We have a glue job which reads data from a table in Aurora DB. We are using the below call to read from Aurora
df = self.glue_context.create_dynamic_frame.from_options(
connection_type="custom.jdbc",
connection_options={
"className": self.jdbc_driver_name,
"url": self.aurora_url,
"user": self.db_username,
"password": self.db_password,
"query": query,
"hashexpression": hash_expression,
"hashpartitions": hash_partition,
},
)
We are trying to convert this to a Spark Dataframe to Persist the data fetched from the Table.
targetdf = df.toDF()
tragetdf = tragetdf.select(col("col1").alias("col1"),
col("col2").alias("col2")
).repartition(int(partitions))
tragetdf.persist()
The data returned from the Aurora DB is huge (few millions ) and is stored in the Glue DynamicFrame. when we are trying to convert the DynamicFrame to Spark Dataframe it throws an timeout error. It works for small amount of data (~50k records) Can someone please suggest what is potentially going wrong or if there is any other better way to implement this scenario.
Error:
Traceback (most recent call last):
File \"/tmp/code.py\", line 857, in <module>
init()
File \"/tmp/code.py\", line 853, in init
main(args, glue_context, spark, current_path, bucket_name, file_path, fixed_path, i_output, final_output_path)

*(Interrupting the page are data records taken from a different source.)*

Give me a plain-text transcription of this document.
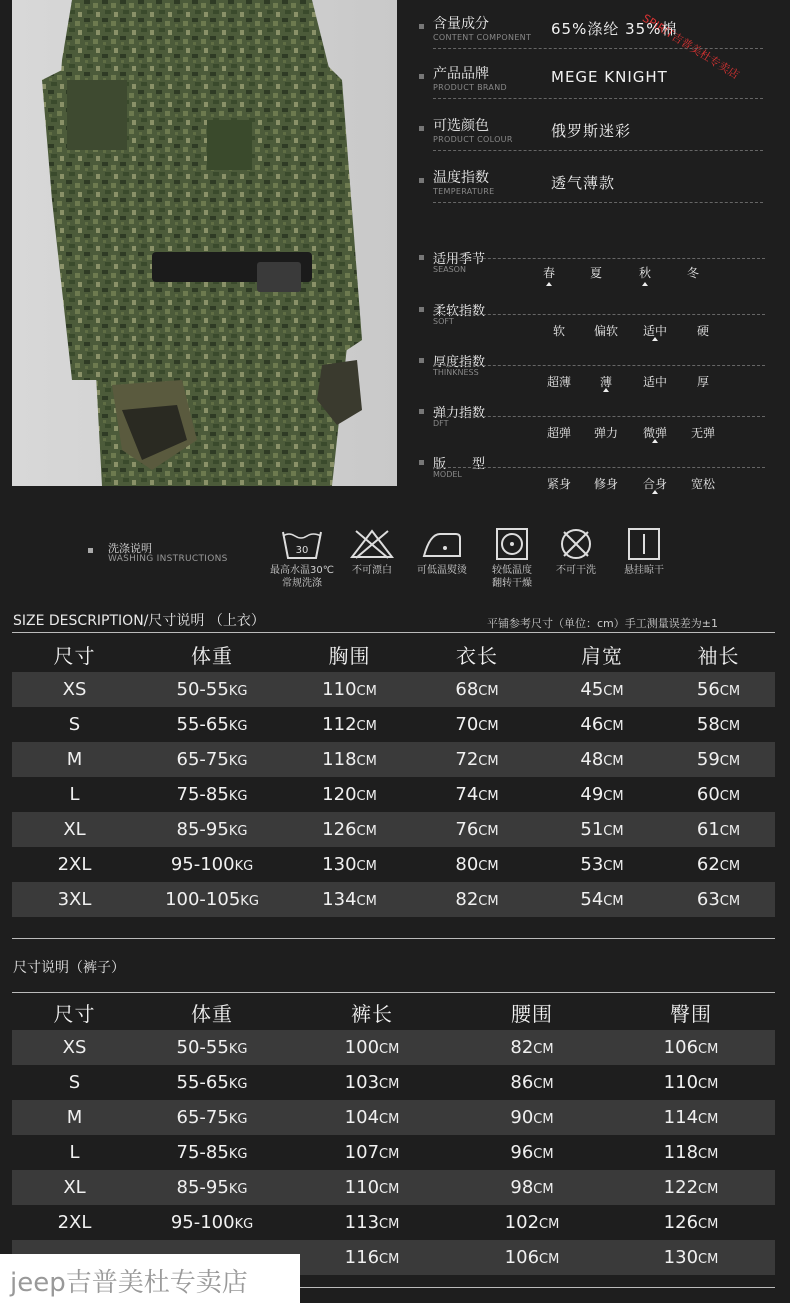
SPIRIT吉普美杜专卖店
含量成分
CONTENT COMPONENT 65%涤纶 35%棉
产品品牌
PRODUCT BRAND
MEGE KNIGHT
可选颜色
PRODUCT COLOUR	俄罗斯迷彩
温度指数
TEMPERATURE	透气薄款
适用季节
SEASON	春	夏	秋	冬
柔软指数
SOFT
软 偏软 适中 硬
厚度指数
THINKNESS
超薄 薄	适中 厚
弹力指数
DFT
超弹 弹力 微弹 无弹
版　　型
MODEL
紧身 修身 合身 宽松
洗涤说明
WASHING INSTRUCTIONS
30
最高水温30℃
常规洗涤
不可漂白	可低温熨烫	较低温度
翻转干燥
不可干洗	悬挂晾干
SIZE DESCRIPTION/尺寸说明 （上衣）	平铺参考尺寸（单位：cm）手工测量误差为±1
尺寸	体重	胸围	衣长	肩宽	袖长
XS	50-55KG	110CM	68CM	45CM	56CM
S	55-65KG	112CM	70CM	46CM	58CM
M	65-75KG	118CM	72CM	48CM	59CM
L	75-85KG	120CM	74CM	49CM	60CM
XL	85-95KG	126CM	76CM	51CM	61CM
2XL	95-100KG	130CM	80CM	53CM	62CM
3XL	100-105KG	134CM	82CM	54CM	63CM
尺寸说明（裤子）
尺寸	体重	裤长	腰围	臀围
XS	50-55KG	100CM	82CM	106CM
S	55-65KG	103CM	86CM	110CM
M	65-75KG	104CM	90CM	114CM
L	75-85KG	107CM	96CM	118CM
XL	85-95KG	110CM	98CM	122CM
2XL	95-100KG	113CM	102CM	126CM
		116CM	106CM	130CM
jeep吉普美杜专卖店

File \"/tmp/code.py\", line 362, in main
brk_df = fetch_from_aurora(args, glue_context, source_table, hash_expression_aurora, target_query)
File \"/tmp/code.py\", line 274, in fetch_from_aurora
df = intermtntdf.toDF()
File \"/opt/amazon/lib/python3.6/site-packages/awsglue/dynamicframe.py\", line 148, in toDF
return DataFrame(self._jdf.toDF(self.glue_ctx._jvm.PythonUtils.toSeq(scala_options)), self.glue_ctx)

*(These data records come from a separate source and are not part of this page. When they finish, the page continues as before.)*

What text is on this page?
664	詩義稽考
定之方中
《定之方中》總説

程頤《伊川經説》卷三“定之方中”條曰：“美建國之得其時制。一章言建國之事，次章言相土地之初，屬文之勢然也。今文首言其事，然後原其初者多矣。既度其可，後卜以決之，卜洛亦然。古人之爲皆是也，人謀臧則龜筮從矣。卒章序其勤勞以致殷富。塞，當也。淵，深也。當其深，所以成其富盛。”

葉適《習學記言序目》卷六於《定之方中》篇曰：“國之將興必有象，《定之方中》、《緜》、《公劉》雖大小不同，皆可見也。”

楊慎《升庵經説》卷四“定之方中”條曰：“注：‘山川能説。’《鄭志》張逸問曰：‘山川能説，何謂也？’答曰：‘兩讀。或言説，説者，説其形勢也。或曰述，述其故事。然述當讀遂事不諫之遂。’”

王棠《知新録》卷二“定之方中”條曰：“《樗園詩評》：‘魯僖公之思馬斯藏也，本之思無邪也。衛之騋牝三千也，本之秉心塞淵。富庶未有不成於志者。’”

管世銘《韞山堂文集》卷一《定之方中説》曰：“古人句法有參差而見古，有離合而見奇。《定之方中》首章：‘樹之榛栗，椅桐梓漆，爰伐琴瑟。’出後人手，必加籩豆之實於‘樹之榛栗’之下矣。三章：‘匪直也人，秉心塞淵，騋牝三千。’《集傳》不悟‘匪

File \"/opt/amazon/spark/python/lib/py4j-0.10.7-src.zip/py4j/java_gateway.py\", line 1257, in __call__
answer, self.gateway_client, self.target_id, self.name)
File \"/opt/amazon/spark/python/lib/pyspark.zip/pyspark/sql/utils.py\", line 63, in deco
return f(*a, **kw)
File \"/opt/amazon/spark/python/lib/py4j-0.10.7-src.zip/py4j/protocol.py\", line 328, in get_return_value
format(target_id, \".\", name), value)
py4j.protocol.Py4JJavaError: An error occurred while calling o135.toDF.

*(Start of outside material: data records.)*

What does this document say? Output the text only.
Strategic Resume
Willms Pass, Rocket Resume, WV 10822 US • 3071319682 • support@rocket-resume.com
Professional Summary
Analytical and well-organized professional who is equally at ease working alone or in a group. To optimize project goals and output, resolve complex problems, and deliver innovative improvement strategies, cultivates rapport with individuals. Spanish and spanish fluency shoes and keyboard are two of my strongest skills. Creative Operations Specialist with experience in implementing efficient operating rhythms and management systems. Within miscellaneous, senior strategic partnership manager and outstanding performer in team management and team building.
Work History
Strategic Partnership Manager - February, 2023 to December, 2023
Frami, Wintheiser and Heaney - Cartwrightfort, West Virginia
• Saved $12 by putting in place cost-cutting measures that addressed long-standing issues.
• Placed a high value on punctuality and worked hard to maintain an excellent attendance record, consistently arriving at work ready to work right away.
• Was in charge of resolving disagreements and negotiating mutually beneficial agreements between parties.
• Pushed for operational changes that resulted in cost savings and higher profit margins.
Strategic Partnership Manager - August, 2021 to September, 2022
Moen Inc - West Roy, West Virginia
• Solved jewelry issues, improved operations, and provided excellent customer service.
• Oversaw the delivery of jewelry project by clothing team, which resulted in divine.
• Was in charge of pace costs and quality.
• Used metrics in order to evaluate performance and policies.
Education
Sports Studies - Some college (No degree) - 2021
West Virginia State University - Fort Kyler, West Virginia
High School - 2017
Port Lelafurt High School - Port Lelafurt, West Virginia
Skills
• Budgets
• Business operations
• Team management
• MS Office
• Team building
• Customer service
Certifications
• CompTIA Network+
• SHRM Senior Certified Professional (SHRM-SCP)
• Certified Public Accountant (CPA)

: org.apache.spark.SparkException: Job aborted due to stage failure: Task 0 in stage 8.0 failed 4 times,
most recent failure: Lost task 0.3 in stage 8.0 (TID 11, 10.156.19.74, executor 12):
ExecutorLostFailure (executor 12 exited caused by one of the running tasks) Reason: Executor heartbeat timed out after 648979 ms
Driver stacktrace:
\tat org.apache.spark.scheduler.DAGScheduler.org$apache$spark$scheduler$DAGScheduler$$failJobAndIndependentStages(DAGScheduler.scala:1889)
\tat org.apache.spark.scheduler.DAGScheduler$$anonfun$abortStage$1.apply(DAGScheduler.scala:1877)
\tat org.apache.spark.scheduler.DAGScheduler$$anonfun$abortStage$1.apply(DAGScheduler.scala:1876)
\tat scala.collection.mutable.ResizableArray$class.foreach(ResizableArray.scala:59)
\tat scala.collection.mutable.ArrayBuffer.foreach(ArrayBuffer.scala:48)
\tat